Centre for Public Health

Liverpool John Moores University

Public Health Institute - Liverpool John Moores University

World Health Organization Collaborating Centre for Violence Prevention

Part of the Liverpool John Moores University

Stigma and Discrimination Associated with HIV/AIDS in Nepal: A Mixed Method Study- Dr Ak Narayan Poudel, Prof Padam Simkhada

Background: More than 40,000 people are suffering from human Immunodeficiency virus and acquired immune deficiency syndrome (HIV/AIDS) in Nepal. Stigma and discrimination associated with the disease is making huge problem in identifying, diagnosing and treating the people living with HIV/AIDS. Moreover, it has many socio-economic consequences. There were no studies in Nepal which explored the issue in depth. Therefore, this study was conducted to get depth understanding of the issue.

Methods: The study was a cross-sectional and employed mixed method approach. It was based on primary data supplemented by literature reviews. The data were obtained through a survey approach (face-to-face) with 415 respondents and in-depth interviews with 30 participants. The study was conducted in six treatment centres in six different districts of Nepal. Quantitative data analyses were conducted by using descriptive statistics (mean, standard deviation and percentage) and qualitative data were conducted by using thematic analysis approach to explore the depth knowledge of the stigma and discrimination associated with HIV/AIDs.

Results: It was found that 97% of respondents disclosed their HIV positive status to their family members, 59% of respondents disclosed their status to relatives and 54% of disclosed to friends. Over 30% of total respondents (n=132) experienced stigma and discrimination after HIV diagnosis and the majority was discriminated against by friends (59%), neighbours (53.8%) and relatives (51.5%). Major types of stigma and discrimination faced by the respondents found from both studies (quantitative and qualitative) were- rejection and isolation, verbal and physical abuse, abuse and removal from job, refusal and rude behaviour, and perceived and indirect discrimination. All this stigma and discrimination is related to HIV/AIDS had an economic impact on HIV-affected individuals and households.

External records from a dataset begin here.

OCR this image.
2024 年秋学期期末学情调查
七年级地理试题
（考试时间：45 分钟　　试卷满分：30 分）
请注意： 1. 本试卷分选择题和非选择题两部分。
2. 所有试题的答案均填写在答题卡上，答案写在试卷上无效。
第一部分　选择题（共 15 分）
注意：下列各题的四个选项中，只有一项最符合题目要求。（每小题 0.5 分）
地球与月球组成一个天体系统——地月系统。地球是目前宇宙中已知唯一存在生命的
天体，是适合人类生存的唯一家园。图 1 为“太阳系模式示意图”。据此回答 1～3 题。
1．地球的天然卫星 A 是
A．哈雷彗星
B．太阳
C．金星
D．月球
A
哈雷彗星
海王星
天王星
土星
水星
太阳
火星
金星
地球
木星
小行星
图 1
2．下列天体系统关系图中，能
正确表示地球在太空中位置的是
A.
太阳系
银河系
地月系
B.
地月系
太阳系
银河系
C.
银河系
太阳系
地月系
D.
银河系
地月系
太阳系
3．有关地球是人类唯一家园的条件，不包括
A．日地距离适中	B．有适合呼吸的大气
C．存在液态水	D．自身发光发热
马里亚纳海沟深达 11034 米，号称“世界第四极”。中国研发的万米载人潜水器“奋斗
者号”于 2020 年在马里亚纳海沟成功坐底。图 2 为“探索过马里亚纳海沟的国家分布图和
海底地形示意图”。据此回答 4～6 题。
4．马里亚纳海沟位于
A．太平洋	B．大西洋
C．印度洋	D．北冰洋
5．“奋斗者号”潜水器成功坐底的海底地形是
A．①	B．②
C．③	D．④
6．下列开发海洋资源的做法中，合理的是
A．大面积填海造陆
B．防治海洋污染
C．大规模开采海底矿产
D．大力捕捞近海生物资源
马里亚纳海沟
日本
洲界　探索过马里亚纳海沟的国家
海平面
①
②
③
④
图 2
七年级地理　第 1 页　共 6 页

Conclusion: Although governmental and non-governmental organisations (GOs and NGOs) working in the field of HIV/AIDS are using a lot of efforts to raise the awareness, many of the HIV-infected people are still facing stigma and discrimination. Therefore, the GOs and NGOs working in the field of HIV/AIDS need to increase coverage to raise awareness level among wider population and the discriminated people should be protected by implementing proper policies to enjoy their lives.